III ZB 23/21
BUNDESGERICHTSHOF III ZB 23/21 BESCHLUSS vom 19. August 2021 in dem Rechtsstreit ECLI:DE:BGH:2021:190821BIIIZB23.21.0 Der III. Zivilsenat des Bundesgerichtshofs hat am 19. August 2021 durch den Vorsitzenden Richter Dr. Herrmann, den Richter Reiter, die Richterinnen Dr. Arend und Dr. Böttcher sowie den Richter Dr. Kessen beschlossen:
Die Rechtsbeschwerde des Klägers gegen den Beschluss des Brandenburgischen Oberlandesgerichts - 7. Zivilsenat - vom 24. Februar 2021 - 7 U 162/20 - wird auf seine Kosten als unzulässig verworfen.

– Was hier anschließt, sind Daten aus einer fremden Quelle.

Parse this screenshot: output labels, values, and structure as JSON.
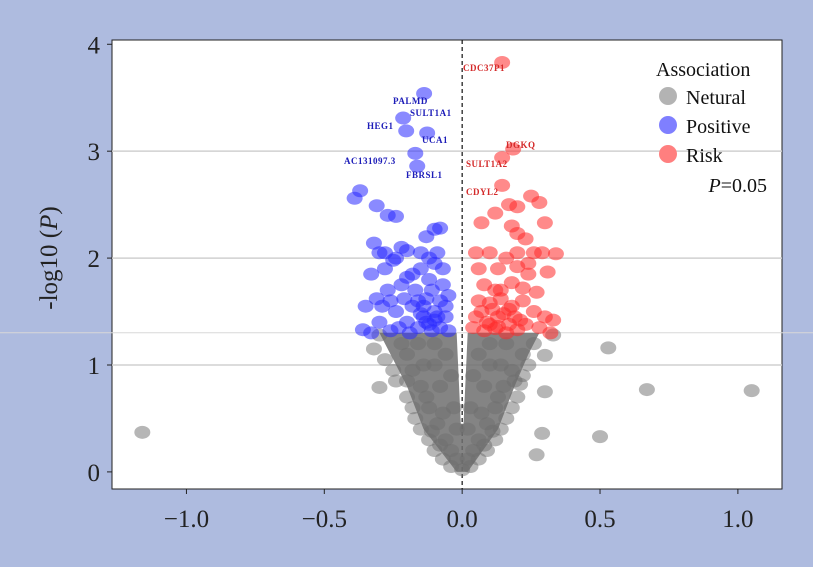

Der Streitwert für das Rechtsbeschwerdeverfahren wird auf bis 7.000 € festgesetzt.
Gründe:
I.
Der Kläger, der neben seiner Schwester Erbe nach seiner im Jahr 2009 verstorbenen Großmutter (nachfolgend Erblasserin) ist, macht gegen die Beklagte - die zweite Ehefrau seines (vorverstorbenen) Vaters - in der dritten Stufe einer Klage gemäß § 254 ZPO Wert- beziehungsweise Schadensersatz für Nachlassgegenstände geltend.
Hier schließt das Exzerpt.